一つの仮説を考えた時、ズキッと頭が痛み、先程見た記憶の断片がフラッシュバックする。
『私は、この子を――』
『違う。これは――』
薄らとあの二人の言葉が思い出される。
『だからって、そんな事したら! この子を巻き込むつもり』
『元々、この子には能力があった。多分、このまま成長していればいずれ――』
懐かしい二つの声。それと同時に胸の奥にあるモノがカッと熱くなる。
『そうかもしれないけど……それじゃあ、この子が――』
『大丈夫。この子は真っ直ぐに成長する。だから……』
『分かった。もう止めない。あんたがしたい様にしなさい』
暖かな彼女の声に、もう一つの声が『うん』と嬉しそうな弾んだ声を発した。
「晃? 大丈夫?」
唐突に記憶の世界から引き戻される。加奈の声によって。我に返ると、心配そうな表情の加奈の顔が目の前にあった。
「な、何?」
「ボーッとしてどうしたのよ?」
「いや、何でも無いよ」
苦笑すると、「またそうやって」と、加奈は不満そうな声を上げ、小さく息を吐いた。
そんな加奈の姿に、小さく笑うと、ムスッとした表情を浮かべ、立ち上がり、
「それじゃあ、あたし、そろそろ行くから」
と、右手をヒラヒラ振り歩き出す。その背中を見据え、「ありがとう」と声を掛けると、街頭に照らされた加奈の耳が赤くなったのが見え、それを隠す様に「じゃあ、また明日」と、早口で言うと走っていってしまった。
そんな加奈の様子に、思わず笑った。

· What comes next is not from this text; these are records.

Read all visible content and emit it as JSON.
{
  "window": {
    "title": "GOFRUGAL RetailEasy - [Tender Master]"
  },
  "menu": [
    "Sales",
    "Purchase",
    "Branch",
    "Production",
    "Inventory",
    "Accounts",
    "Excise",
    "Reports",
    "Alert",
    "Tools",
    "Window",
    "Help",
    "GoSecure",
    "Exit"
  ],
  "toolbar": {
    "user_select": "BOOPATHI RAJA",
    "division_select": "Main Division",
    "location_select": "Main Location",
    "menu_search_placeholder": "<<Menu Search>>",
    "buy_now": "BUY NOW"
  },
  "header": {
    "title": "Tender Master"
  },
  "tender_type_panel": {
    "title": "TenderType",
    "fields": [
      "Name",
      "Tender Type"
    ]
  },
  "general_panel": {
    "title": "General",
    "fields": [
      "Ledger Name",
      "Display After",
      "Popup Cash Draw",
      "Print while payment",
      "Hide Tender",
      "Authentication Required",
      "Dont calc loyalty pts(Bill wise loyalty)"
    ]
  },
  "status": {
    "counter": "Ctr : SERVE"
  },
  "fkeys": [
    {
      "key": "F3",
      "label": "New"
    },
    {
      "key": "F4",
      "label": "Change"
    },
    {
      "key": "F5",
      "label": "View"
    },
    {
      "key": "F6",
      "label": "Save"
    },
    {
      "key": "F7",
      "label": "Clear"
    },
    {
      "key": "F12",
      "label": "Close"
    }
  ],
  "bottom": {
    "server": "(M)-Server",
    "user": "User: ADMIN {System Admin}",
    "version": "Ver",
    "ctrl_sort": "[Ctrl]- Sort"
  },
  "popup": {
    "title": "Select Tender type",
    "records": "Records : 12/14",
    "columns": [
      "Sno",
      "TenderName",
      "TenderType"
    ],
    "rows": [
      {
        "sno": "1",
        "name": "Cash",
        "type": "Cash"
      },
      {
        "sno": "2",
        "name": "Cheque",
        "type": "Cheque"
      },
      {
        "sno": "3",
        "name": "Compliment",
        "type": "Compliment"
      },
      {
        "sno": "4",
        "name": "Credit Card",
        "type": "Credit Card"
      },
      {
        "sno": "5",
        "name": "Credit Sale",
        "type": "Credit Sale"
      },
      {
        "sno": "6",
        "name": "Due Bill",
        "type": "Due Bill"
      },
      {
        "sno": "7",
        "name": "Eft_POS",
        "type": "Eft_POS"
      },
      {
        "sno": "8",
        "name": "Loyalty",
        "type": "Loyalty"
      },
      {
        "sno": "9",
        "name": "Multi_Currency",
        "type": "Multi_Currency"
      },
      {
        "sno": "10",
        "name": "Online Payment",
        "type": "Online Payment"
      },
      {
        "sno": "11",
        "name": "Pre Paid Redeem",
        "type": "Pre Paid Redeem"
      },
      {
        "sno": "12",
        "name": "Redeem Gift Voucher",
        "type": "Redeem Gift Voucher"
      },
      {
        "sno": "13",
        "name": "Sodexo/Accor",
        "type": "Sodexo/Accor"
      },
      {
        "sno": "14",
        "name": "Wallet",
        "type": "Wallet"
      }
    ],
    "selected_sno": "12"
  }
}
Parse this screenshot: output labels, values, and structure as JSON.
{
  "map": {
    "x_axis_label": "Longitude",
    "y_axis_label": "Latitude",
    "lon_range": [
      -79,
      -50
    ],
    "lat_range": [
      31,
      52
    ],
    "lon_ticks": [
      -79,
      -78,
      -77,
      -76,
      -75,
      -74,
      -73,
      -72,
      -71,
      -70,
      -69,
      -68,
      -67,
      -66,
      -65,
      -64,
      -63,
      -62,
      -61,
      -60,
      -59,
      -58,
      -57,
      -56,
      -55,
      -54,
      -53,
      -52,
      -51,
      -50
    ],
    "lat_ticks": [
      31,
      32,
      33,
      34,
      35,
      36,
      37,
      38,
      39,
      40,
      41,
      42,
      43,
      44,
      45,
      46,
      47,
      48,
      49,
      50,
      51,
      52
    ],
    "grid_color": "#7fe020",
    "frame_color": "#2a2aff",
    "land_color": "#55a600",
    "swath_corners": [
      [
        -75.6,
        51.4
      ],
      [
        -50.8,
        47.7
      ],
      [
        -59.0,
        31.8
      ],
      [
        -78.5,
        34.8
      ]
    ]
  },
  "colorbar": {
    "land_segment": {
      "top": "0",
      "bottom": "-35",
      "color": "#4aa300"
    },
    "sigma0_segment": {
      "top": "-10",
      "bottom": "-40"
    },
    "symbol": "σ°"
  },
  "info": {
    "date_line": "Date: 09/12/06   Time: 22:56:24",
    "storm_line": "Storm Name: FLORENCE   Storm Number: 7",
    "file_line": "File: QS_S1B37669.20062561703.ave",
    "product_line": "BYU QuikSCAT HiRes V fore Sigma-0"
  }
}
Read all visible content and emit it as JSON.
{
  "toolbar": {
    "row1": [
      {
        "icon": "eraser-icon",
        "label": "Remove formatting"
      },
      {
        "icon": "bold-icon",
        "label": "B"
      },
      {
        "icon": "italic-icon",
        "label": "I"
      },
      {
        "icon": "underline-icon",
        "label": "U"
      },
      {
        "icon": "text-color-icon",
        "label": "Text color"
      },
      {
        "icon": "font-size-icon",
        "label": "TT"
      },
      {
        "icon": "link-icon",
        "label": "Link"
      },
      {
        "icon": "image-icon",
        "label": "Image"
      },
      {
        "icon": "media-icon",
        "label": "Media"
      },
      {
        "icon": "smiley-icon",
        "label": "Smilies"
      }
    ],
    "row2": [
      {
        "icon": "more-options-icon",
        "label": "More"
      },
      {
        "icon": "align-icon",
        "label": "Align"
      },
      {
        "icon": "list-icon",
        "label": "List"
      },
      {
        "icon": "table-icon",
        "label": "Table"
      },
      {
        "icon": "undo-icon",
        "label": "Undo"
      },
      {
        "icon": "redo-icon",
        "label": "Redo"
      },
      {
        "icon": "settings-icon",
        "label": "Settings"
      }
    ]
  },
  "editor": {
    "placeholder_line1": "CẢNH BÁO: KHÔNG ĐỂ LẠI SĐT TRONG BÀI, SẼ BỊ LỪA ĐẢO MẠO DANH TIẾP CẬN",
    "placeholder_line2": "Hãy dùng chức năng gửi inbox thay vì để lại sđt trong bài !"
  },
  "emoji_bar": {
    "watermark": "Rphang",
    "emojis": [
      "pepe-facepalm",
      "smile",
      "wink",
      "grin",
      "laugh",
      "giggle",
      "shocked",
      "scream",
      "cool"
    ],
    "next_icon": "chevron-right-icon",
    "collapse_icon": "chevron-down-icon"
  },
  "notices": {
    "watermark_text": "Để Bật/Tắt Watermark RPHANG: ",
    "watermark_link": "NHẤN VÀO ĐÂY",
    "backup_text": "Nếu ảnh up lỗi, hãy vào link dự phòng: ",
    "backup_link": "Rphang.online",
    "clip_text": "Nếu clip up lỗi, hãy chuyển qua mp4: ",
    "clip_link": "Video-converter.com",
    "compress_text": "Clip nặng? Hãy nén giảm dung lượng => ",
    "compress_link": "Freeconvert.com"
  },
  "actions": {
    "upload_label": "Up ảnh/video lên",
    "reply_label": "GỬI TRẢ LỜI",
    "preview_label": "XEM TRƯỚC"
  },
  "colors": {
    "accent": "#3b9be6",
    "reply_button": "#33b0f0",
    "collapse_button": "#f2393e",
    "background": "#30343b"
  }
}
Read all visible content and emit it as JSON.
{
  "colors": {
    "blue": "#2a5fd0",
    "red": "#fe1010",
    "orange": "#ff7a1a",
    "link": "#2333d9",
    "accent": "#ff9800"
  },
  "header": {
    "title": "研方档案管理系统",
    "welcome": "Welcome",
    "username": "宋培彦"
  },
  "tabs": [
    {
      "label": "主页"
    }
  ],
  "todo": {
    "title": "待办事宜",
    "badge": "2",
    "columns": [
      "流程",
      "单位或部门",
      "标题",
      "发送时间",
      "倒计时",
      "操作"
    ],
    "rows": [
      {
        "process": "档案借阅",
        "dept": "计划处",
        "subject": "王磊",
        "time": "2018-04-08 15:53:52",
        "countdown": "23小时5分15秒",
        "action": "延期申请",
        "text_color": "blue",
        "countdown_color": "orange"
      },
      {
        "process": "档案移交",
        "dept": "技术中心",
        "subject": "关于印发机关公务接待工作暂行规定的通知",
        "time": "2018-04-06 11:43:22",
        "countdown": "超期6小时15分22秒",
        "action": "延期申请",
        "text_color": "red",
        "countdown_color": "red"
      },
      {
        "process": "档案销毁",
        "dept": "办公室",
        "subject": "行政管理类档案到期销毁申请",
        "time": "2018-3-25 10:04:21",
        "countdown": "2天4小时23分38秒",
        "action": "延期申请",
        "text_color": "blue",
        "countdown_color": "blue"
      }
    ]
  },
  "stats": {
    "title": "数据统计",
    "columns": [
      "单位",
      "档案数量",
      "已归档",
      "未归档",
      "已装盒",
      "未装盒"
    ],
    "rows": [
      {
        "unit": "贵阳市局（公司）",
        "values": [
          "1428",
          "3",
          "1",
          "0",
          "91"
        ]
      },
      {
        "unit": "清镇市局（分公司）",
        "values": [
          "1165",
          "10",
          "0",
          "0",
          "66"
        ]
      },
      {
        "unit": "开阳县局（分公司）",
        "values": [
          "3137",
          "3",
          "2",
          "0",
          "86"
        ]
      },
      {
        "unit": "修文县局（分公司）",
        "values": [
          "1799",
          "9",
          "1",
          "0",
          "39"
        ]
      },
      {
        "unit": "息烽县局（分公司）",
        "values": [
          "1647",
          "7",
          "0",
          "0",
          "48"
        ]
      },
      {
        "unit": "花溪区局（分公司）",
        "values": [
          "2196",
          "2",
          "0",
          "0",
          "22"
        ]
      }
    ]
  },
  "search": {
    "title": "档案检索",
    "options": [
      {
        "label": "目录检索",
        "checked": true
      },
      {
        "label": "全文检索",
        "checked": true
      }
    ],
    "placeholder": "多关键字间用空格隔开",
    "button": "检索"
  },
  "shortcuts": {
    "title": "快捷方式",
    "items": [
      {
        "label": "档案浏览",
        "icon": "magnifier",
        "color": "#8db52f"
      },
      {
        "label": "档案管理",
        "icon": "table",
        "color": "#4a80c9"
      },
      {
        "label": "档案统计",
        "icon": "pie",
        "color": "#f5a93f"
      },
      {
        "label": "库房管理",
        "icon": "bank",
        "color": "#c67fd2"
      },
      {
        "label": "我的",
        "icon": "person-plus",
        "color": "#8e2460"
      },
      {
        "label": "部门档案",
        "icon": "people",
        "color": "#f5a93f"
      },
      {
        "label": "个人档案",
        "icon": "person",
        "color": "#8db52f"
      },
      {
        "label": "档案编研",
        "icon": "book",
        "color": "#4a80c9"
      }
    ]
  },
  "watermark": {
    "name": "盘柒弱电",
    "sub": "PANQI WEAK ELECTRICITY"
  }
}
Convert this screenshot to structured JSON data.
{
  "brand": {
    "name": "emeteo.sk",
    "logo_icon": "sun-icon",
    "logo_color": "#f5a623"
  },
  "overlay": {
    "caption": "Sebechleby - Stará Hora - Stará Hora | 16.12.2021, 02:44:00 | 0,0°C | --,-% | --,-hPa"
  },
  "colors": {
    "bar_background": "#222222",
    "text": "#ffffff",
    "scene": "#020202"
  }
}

心の底から。
静けさの戻った園内で、一人ベンチへと腰を下ろした。
(何か思い出したか?)
「少しだけな……。キルゲル。これは、僕の勘なんだけど……」
キルゲルに全てを告げる。
キルゲルはそれを黙って聞き、最後に静かに肯定した。お前の考えは全て正解だと。その言葉を聞き、胸の痛みが何だったのか理解した。そして、同時に覚悟する。自分がしなきゃ行けない事を。